At the end of last summer, I emailed my editor for the haiku book with a bunch of questions. At the end of the email, I wrote, “By the way, do you guys need a photo for the book jacket or anything?” He replied to all my questions and then said “Yes, we need a photo, by September 22.” This was five weeks away.
And I was like, I wrote a book called Gay Haiku. Do you think I don’t need THREE MONTHS to get ready for a photo?
At the time I weighed 143 pounds–severely up from my usual and preferred weight of somewhere between 130 and 135. I went into overdrive, spending all my free time at the gym and sacrificing anything I could get my hands on to the gods, so that they’d let me lose ten pounds in five weeks.
The gods were, in the end, deaf to my pleas.
This may have had something to do with the fact that, during this period, every time I saw chocolate I shoveled it into my mouth as if it were antivenin and I had just been bitten by a rhino viper.
In the end I went to my photo shoot weighing something like 141 pounds. (I say “something like” not because hadn’t gotten on the scale in the morning and found out how much I weighed to within two tenths of a pound–of course I had–but because on the way there I was so miserable about being so enormous that I stopped at City Bakery and inhaled as many melted chocolated chip cookies as I could get my fat little hands on.)

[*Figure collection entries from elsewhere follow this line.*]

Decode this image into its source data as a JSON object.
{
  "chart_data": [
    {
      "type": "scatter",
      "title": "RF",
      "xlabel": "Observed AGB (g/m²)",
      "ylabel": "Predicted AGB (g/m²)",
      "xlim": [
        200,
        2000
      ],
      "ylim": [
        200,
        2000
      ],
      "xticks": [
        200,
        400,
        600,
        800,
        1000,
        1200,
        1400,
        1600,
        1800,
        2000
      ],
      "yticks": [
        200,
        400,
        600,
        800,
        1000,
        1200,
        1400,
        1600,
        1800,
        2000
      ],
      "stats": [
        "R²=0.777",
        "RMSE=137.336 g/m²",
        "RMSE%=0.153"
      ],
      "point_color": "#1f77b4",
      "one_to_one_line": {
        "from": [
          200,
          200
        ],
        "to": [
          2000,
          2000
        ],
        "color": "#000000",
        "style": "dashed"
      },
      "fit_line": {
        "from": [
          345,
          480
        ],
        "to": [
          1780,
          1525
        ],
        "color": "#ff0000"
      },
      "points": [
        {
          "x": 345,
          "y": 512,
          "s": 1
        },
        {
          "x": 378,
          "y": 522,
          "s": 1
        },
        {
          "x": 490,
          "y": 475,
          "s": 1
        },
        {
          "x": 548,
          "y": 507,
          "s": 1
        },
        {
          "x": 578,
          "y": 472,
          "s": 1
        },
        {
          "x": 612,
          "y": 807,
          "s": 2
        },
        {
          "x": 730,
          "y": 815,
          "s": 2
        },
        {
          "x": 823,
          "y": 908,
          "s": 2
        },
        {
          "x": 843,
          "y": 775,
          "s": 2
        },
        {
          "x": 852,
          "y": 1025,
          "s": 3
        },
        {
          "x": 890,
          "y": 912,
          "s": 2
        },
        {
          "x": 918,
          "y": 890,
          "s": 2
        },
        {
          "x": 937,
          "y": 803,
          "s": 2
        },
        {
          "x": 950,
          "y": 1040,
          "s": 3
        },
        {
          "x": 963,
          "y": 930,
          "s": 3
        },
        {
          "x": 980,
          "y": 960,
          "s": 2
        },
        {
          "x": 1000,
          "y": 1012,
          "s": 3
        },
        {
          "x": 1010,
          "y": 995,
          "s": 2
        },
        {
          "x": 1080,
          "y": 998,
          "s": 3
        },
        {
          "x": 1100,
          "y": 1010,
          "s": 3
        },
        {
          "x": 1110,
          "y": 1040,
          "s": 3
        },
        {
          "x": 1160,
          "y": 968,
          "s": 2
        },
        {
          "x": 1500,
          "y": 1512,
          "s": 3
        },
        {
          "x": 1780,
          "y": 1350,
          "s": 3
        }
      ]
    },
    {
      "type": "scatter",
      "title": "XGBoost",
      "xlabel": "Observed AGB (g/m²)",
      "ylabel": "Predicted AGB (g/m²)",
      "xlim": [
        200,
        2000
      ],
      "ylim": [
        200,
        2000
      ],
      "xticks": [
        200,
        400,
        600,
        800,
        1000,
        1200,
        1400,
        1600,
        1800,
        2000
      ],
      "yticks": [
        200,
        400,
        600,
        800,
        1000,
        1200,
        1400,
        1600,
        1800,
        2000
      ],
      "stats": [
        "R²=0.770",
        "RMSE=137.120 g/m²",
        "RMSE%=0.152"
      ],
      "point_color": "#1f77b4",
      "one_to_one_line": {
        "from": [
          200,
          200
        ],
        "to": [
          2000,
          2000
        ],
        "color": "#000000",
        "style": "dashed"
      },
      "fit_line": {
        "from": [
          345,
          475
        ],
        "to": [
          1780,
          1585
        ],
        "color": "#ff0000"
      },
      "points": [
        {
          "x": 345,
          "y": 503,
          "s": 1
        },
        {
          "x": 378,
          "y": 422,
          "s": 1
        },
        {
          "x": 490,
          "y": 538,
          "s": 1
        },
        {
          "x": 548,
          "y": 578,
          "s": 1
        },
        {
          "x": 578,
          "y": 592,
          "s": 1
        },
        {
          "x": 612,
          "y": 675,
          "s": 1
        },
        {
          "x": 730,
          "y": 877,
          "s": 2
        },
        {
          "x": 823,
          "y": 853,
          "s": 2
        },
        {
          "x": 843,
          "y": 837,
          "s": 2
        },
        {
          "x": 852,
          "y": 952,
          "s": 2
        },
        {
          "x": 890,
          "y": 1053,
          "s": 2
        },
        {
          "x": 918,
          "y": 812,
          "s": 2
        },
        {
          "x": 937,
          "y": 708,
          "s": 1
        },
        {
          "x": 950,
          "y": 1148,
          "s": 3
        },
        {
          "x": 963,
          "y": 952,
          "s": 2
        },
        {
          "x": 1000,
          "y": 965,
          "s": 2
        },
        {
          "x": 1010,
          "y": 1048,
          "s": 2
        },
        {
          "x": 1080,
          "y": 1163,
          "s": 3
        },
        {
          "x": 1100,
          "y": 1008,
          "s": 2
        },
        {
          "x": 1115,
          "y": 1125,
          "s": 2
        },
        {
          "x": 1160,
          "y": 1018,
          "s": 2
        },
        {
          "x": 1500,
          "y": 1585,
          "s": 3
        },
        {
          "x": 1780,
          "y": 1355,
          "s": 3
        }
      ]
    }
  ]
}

Fast forward, if you will, to now. I am below 140 for the first time in a year, and fairly lean and muscly for the first time in two years, a state I attribute to having gone on The Abs Diet. I looked in the mirror yesterday morning and the person I saw staring back at me was so hot I wanted him to fuck me. Of course he was a bottom so there wouldn’t really have been any point, but still. I looked damn good.
So I’m thinking maybe I should have new photos taken. It would cause a disastrous delay in publication but at least my picture on the ruined book would look fabulous.
It’s important to have one’s priorities in the right place.